Liban: le président exhorte le Hezbollah à cesser les combats en Syrie

Le président libanais Michel Sleimane a exhorté la puissante formation chiite Hezbollah à mettre fin à sa participation aux combats en Syrie, estimant que cette implication provoquait des tensions au Liban.

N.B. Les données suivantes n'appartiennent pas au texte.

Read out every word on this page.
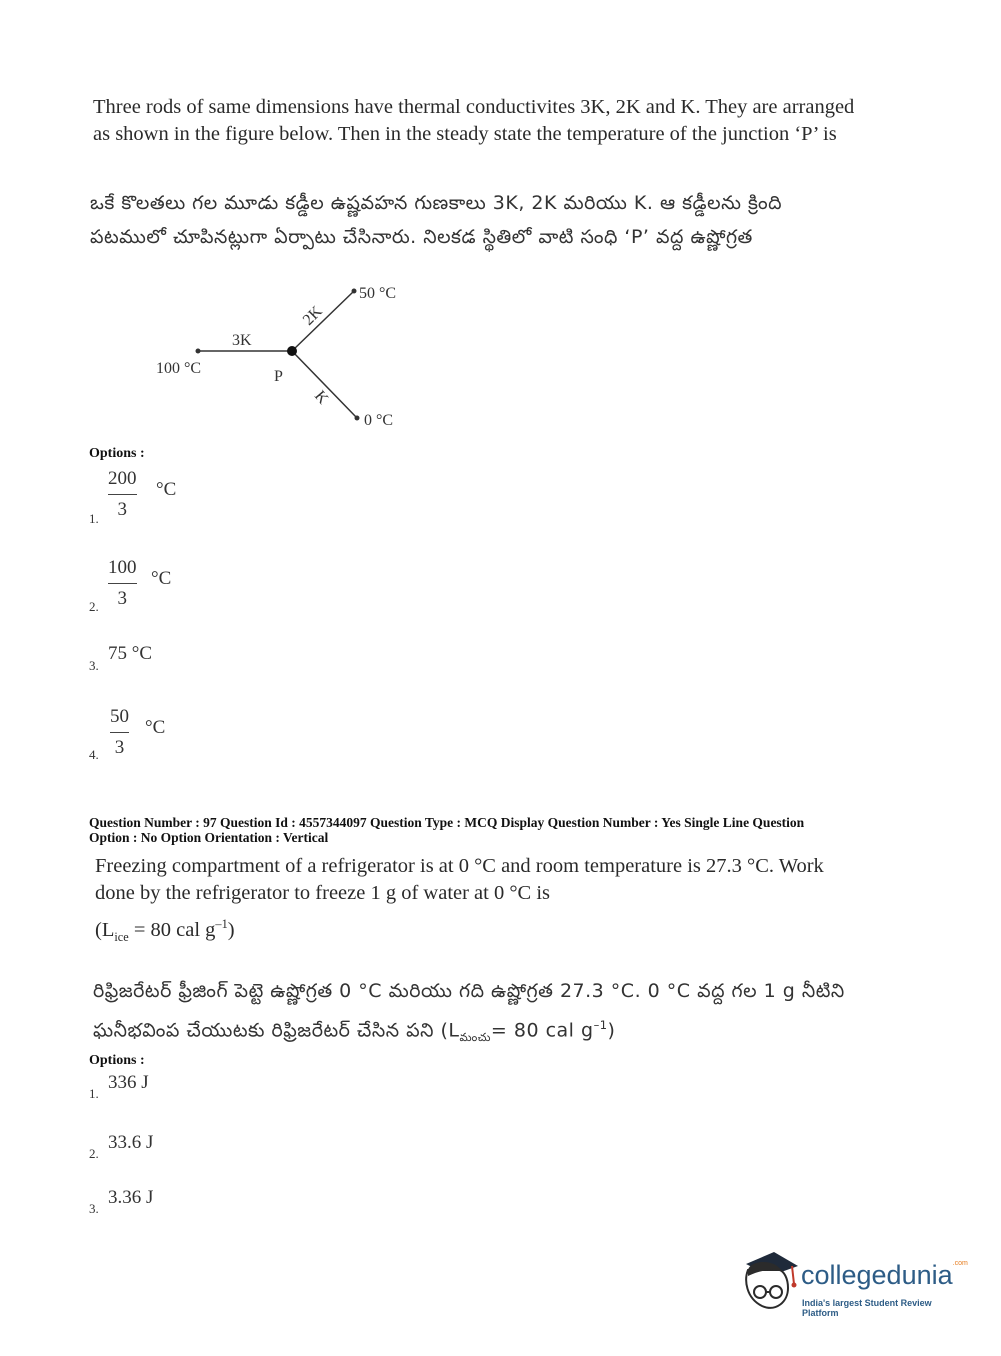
Three rods of same dimensions have thermal conductivites 3K, 2K and K. They are arranged
as shown in the figure below. Then in the steady state the temperature of the junction ‘P’ is
ఒకే కొలతలు గల మూడు కడ్డీల ఉష్ణవహన గుణకాలు 3K, 2K మరియు K. ఆ కడ్డీలను క్రింది
పటములో చూపినట్లుగా ఏర్పాటు చేసినారు. నిలకడ స్థితిలో వాటి సంధి ‘P’ వద్ద ఉష్ణోగ్రత
100 °C
50 °C
0 °C
3K
2K
K
P
Options :
1.
200
3
°C
2.
100
3
°C
3.
75 °C
4.
50
3
°C
Question Number : 97 Question Id : 4557344097 Question Type : MCQ Display Question Number : Yes Single Line Question
Option : No Option Orientation : Vertical
Freezing compartment of a refrigerator is at 0 °C and room temperature is 27.3 °C. Work
done by the refrigerator to freeze 1 g of water at 0 °C is
($L_{ice} = 80$ cal $g^{-1}$)
రిఫ్రిజరేటర్ ఫ్రీజింగ్ పెట్టె ఉష్ణోగ్రత 0 °C మరియు గది ఉష్ణోగ్రత 27.3 °C. 0 °C వద్ద గల 1 g నీటిని
ఘనీభవింప చేయుటకు రిఫ్రిజరేటర్ చేసిన పని ($L_{మంచు}= 80$ cal $g^{-1}$)
Options :
1.
336 J
2.
33.6 J
3.
3.36 J
collegedunia$^{.com}$
India's largest Student Review Platform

Dans une interview parue jeudi dans le quotidien As-Safir, M. Sleimane se dit "contre l'implication du Hezbollah dans le conflit en Syrie parce que cette intervention entraîne des tensions au Liban".

Le Hezbollah libanais, allié indéfectible de Damas, a joué un rôle déterminant dans la reconquête début juin par l'armée syrienne de Qousseir, ancien bastion stratégique rebelle proche de la frontière libanaise. Son chef, Hassan Nasrallah, a affirmé vendredi dernier que sa formation resterait impliquée dans le conflit en Syrie.

Selon des militants et des combattants rebelles syriens, les forces du Hezbollah se déploient désormais ailleurs dans le pays, près de Damas mais aussi dans le nord, les médias d?État faisant état d'un prochain assaut contre la deuxième ville du pays, Alep.

Affrontements meurtriers à Tripoli

"S'ils (le Hezbollah) participent à la bataille d'Alep (...) cela attisera davantage les tensions (...) Ils doivent rentrer au Liban", a indiqué le président libanais.

"J'ai dit que protéger la résistance (le Hezbollah, ndlr) était quelque chose qui m'est cher, mais je veux aussi les protéger contre eux-mêmes", a-t-il dit.

Le Liban prône officiellement une politique de neutralité face au conflit en Syrie, mais celle-ci est mise à mal en raison de la profonde division du pays entre partisans et adversaires du régime de Damas.

Et les tensions se sont accrues dans le pays, notamment après la bataille de Qousseir.

Mercredi, un imam sunnite salafiste a menacé d'une action armée contre le Hezbollah, au lendemain d'accrochages ayant fait un mort près de Saïda, principale ville du sud du Liban.

D'autre part, deux roquettes tirées depuis la Syrie sont tombées mardi sur la région de la Békaa, bastion du Hezbollah dans l'est du Liban, selon une source des services de sécurité.

Des affrontements meurtriers entre partisans et adversaires du régime de Damas, ancienne puissance de tutelle, ont par ailleurs lieu depuis des mois dans la grande ville du nord du Liban, Tripoli.